Questions like these rock the minds of the commoners who depend on hearsay and stray bits of information gleaned from diverse sources for their clouded judgement on the matter, and the well-informed who are befuddled by their diverse currents of thought regarding this complex historical issue. And it is here that clarity is sought from historians who wish to project Netaji in the right light.

There will ever be national perspectives on Hitler and his allies, for the torment of the World War nations have neither forgotten nor forgiven their enemies for having inflicted upon them. And this leads to bias in the analysis and understanding of the players in the political arena of the times. But history has to be objective and cannot subscribe to the prejudices of the afflicted.

The victor writes the history of the war he wins and paints his adversary as a demon despicable while absolving himself of all the ills of war he has been party to. So has Netaji been projected before the world by Britain as a quisling who was up to the act of selling his country's best interests to the enemy of British India in Imperial Japan. Nehru capitalised on this and declared a one-man sword-in-hand war at the borders of India on the advancing Japanese forces led by the INA. This was hilarity at its best but there is a more sinister element to it as well. Nehru spared no means to obliterate Netaji and his INA in person and in ideological terms by way of obscuring their contributions to freedom and helping smash their remnants after the war in alliance with the Machiavellian Mountbatten whose wife he courted. And thereafter he blackmailed the Mahatma into nominating him Prime Minister of Dominion India even though the Congress Working Committee had unanimously (11 out 13 with 2 abstentions) elected Sardar Patel as the would be Prime Minister. Nehru now began to show his fangs to his disillusioned foster father and the Mahatma is reportedly said to have lamented that he had backed the wrong horse in Nehru and by implication rued Subhas' absence from the storm-tossed national scene post 18 August, 1945.

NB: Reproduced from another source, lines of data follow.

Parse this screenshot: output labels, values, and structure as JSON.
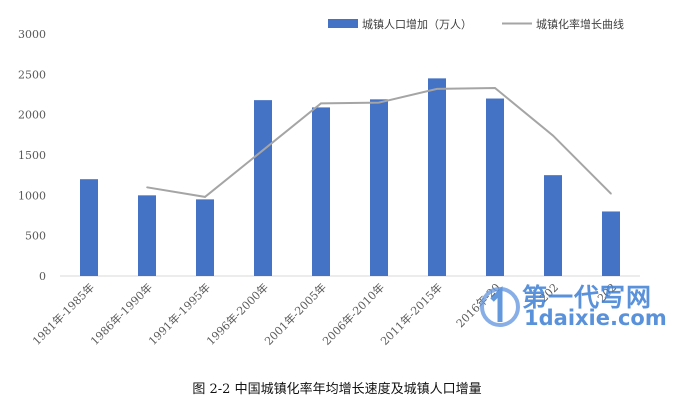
{
  "chart_data": {
    "type": "bar",
    "categories": [
      "1981年-1985年",
      "1986年-1990年",
      "1991年-1995年",
      "1996年-2000年",
      "2001年-2005年",
      "2006年-2010年",
      "2011年-2015年",
      "2016年-2020年",
      "2021年-2025年",
      "2026年-2030年"
    ],
    "category_labels_visible": [
      "1981年-1985年",
      "1986年-1990年",
      "1991年-1995年",
      "1996年-2000年",
      "2001年-2005年",
      "2006年-2010年",
      "2011年-2015年",
      "2016年-20",
      "202",
      "202"
    ],
    "series": [
      {
        "name": "城镇人口增加（万人）",
        "type": "bar",
        "color": "#4472c4",
        "values": [
          1200,
          1000,
          950,
          2180,
          2090,
          2190,
          2450,
          2200,
          1250,
          800
        ]
      },
      {
        "name": "城镇化率增长曲线",
        "type": "line",
        "color": "#a5a5a5",
        "values": [
          null,
          1100,
          980,
          1560,
          2140,
          2150,
          2320,
          2330,
          1740,
          1020
        ]
      }
    ],
    "ylim": [
      0,
      3000
    ],
    "yticks": [
      "0",
      "500",
      "1000",
      "1500",
      "2000",
      "2500",
      "3000"
    ],
    "grid": false,
    "legend": "top-right"
  },
  "caption": "图 2-2  中国城镇化率年均增长速度及城镇人口增量",
  "watermark": {
    "cn": "第一代写网",
    "en": "1daixie.com"
  }
}
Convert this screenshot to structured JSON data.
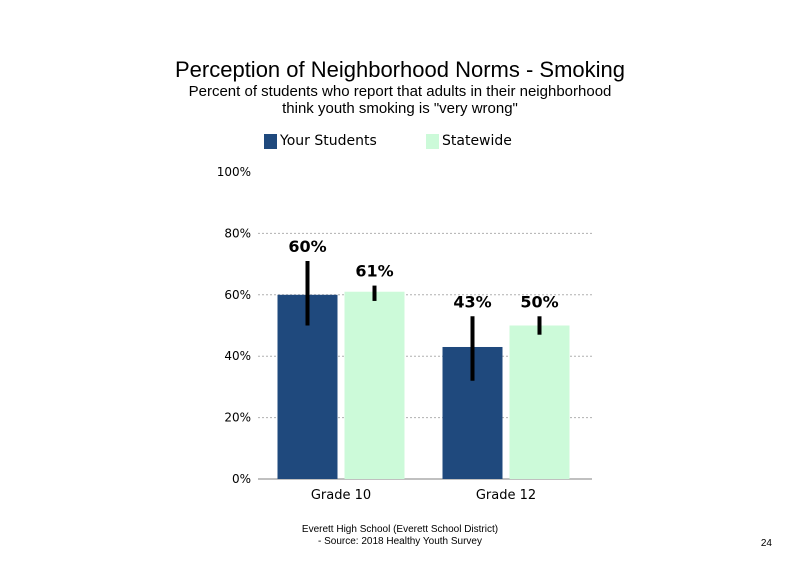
{
  "chart_data": {
    "type": "bar",
    "title": "Perception of Neighborhood Norms - Smoking",
    "subtitle_lines": [
      "Percent of students who report that adults in their neighborhood",
      "think youth smoking is \"very wrong\""
    ],
    "categories": [
      "Grade 10",
      "Grade 12"
    ],
    "series": [
      {
        "name": "Your Students",
        "color": "#1f497d",
        "values": [
          60,
          43
        ],
        "labels": [
          "60%",
          "43%"
        ],
        "error": [
          [
            50,
            71
          ],
          [
            32,
            53
          ]
        ]
      },
      {
        "name": "Statewide",
        "color": "#ccfad9",
        "values": [
          61,
          50
        ],
        "labels": [
          "61%",
          "50%"
        ],
        "error": [
          [
            58,
            63
          ],
          [
            47,
            53
          ]
        ]
      }
    ],
    "ylim": [
      0,
      100
    ],
    "yticks": [
      "0%",
      "20%",
      "40%",
      "60%",
      "80%",
      "100%"
    ],
    "legend_position": "top",
    "grid": "dotted horizontal"
  },
  "footer": {
    "line1": "Everett High School (Everett School District)",
    "line2": "- Source: 2018 Healthy Youth Survey"
  },
  "page_number": "24"
}
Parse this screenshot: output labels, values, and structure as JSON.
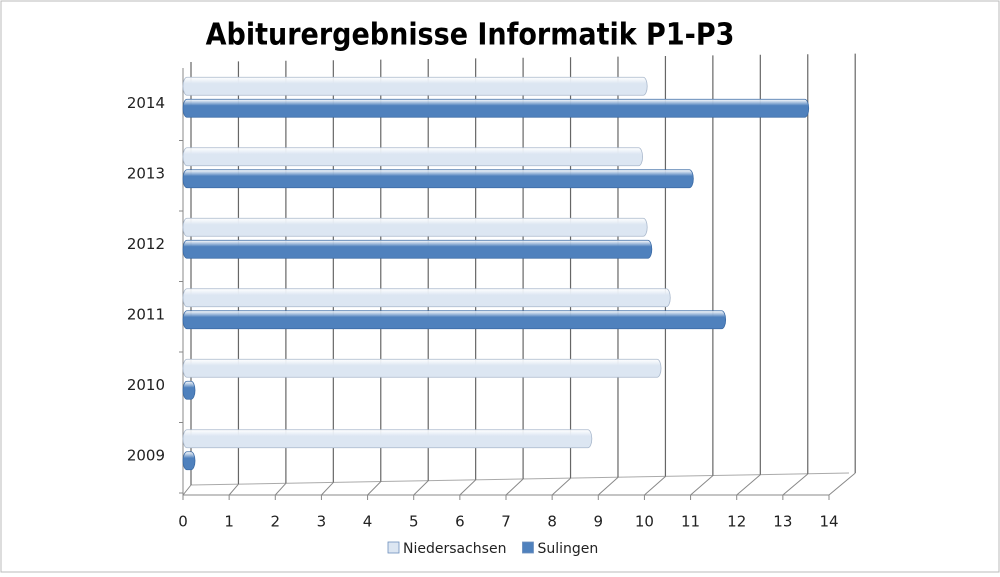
{
  "chart_data": {
    "type": "bar",
    "orientation": "horizontal",
    "title": "Abiturergebnisse Informatik P1-P3",
    "categories": [
      "2009",
      "2010",
      "2011",
      "2012",
      "2013",
      "2014"
    ],
    "series": [
      {
        "name": "Niedersachsen",
        "color": "#dce6f2",
        "values": [
          8.6,
          10.1,
          10.3,
          9.8,
          9.7,
          9.8
        ]
      },
      {
        "name": "Sulingen",
        "color": "#4f81bd",
        "values": [
          0,
          0,
          11.5,
          9.9,
          10.8,
          13.3
        ]
      }
    ],
    "xlim": [
      0,
      14
    ],
    "xticks": [
      0,
      1,
      2,
      3,
      4,
      5,
      6,
      7,
      8,
      9,
      10,
      11,
      12,
      13,
      14
    ],
    "grid": true,
    "legend": "bottom"
  }
}
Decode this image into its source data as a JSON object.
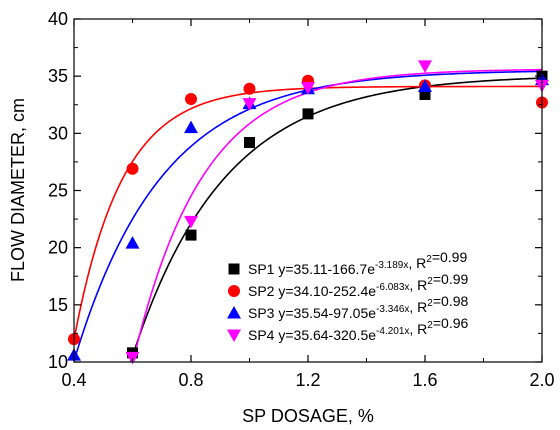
{
  "chart_data": {
    "type": "scatter",
    "title": "",
    "xlabel": "SP DOSAGE, %",
    "ylabel": "FLOW DIAMETER, cm",
    "xlim": [
      0.4,
      2.0
    ],
    "ylim": [
      10,
      40
    ],
    "xticks": [
      "0.4",
      "0.8",
      "1.2",
      "1.6",
      "2.0"
    ],
    "yticks": [
      "10",
      "15",
      "20",
      "25",
      "30",
      "35",
      "40"
    ],
    "grid": false,
    "legend_position": "bottom-right",
    "series": [
      {
        "name": "SP1",
        "marker": "square",
        "color": "#000000",
        "equation_text": "y=35.11-166.7e",
        "exponent_text": "-3.189x",
        "r2_value": "=0.99",
        "fit": {
          "a": 35.11,
          "b": 166.7,
          "k": 3.189
        },
        "points": [
          {
            "x": 0.6,
            "y": 10.8
          },
          {
            "x": 0.8,
            "y": 21.1
          },
          {
            "x": 1.0,
            "y": 29.2
          },
          {
            "x": 1.2,
            "y": 31.7
          },
          {
            "x": 1.6,
            "y": 33.4
          },
          {
            "x": 2.0,
            "y": 35.0
          }
        ]
      },
      {
        "name": "SP2",
        "marker": "circle",
        "color": "#ff0000",
        "equation_text": "y=34.10-252.4e",
        "exponent_text": "-6.083x",
        "r2_value": "=0.99",
        "fit": {
          "a": 34.1,
          "b": 252.4,
          "k": 6.083
        },
        "points": [
          {
            "x": 0.4,
            "y": 12.0
          },
          {
            "x": 0.6,
            "y": 26.9
          },
          {
            "x": 0.8,
            "y": 33.0
          },
          {
            "x": 1.0,
            "y": 33.9
          },
          {
            "x": 1.2,
            "y": 34.6
          },
          {
            "x": 1.6,
            "y": 34.2
          },
          {
            "x": 2.0,
            "y": 32.7
          }
        ]
      },
      {
        "name": "SP3",
        "marker": "triangle-up",
        "color": "#0000ff",
        "equation_text": "y=35.54-97.05e",
        "exponent_text": "-3.346x",
        "r2_value": "=0.98",
        "fit": {
          "a": 35.54,
          "b": 97.05,
          "k": 3.346
        },
        "points": [
          {
            "x": 0.4,
            "y": 10.6
          },
          {
            "x": 0.6,
            "y": 20.4
          },
          {
            "x": 0.8,
            "y": 30.5
          },
          {
            "x": 1.0,
            "y": 32.6
          },
          {
            "x": 1.2,
            "y": 33.9
          },
          {
            "x": 1.6,
            "y": 34.1
          },
          {
            "x": 2.0,
            "y": 34.7
          }
        ]
      },
      {
        "name": "SP4",
        "marker": "triangle-down",
        "color": "#ff00ff",
        "equation_text": "y=35.64-320.5e",
        "exponent_text": "-4.201x",
        "r2_value": "=0.96",
        "fit": {
          "a": 35.64,
          "b": 320.5,
          "k": 4.201
        },
        "points": [
          {
            "x": 0.6,
            "y": 10.4
          },
          {
            "x": 0.8,
            "y": 22.3
          },
          {
            "x": 1.0,
            "y": 32.6
          },
          {
            "x": 1.2,
            "y": 34.0
          },
          {
            "x": 1.6,
            "y": 35.9
          },
          {
            "x": 2.0,
            "y": 34.2
          }
        ]
      }
    ]
  }
}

The British were an alien power who claimed inalienable rights to subjugate and govern India. Their governance over 190 years was a systematic despoiling of the wealth of the colony that was 'the Jewel in the Crown'. Against this rapacious order rose the revolutionaries during the Revolt of 1857 when the British were paid back in their own coin by their rebellious sepoys and their dependencies who 'shook off the sterile curse' of colonialism for once. The Revolt was ruthlessly suppressed after the British had suffered significant initial reverses and the East India Company was disbanded in India by the British Crown that now assumed official control of the governance of India with the Queen's Proclamation of 1858. Victoria became Queen Empress of India.

Then began the divisive politics of the British as they attempted pitting the Hindus against the Muslims initially and in later years the Muslims against the Hindus, a move that paid off in the long run as India in independence got partitioned along the preset communal lines.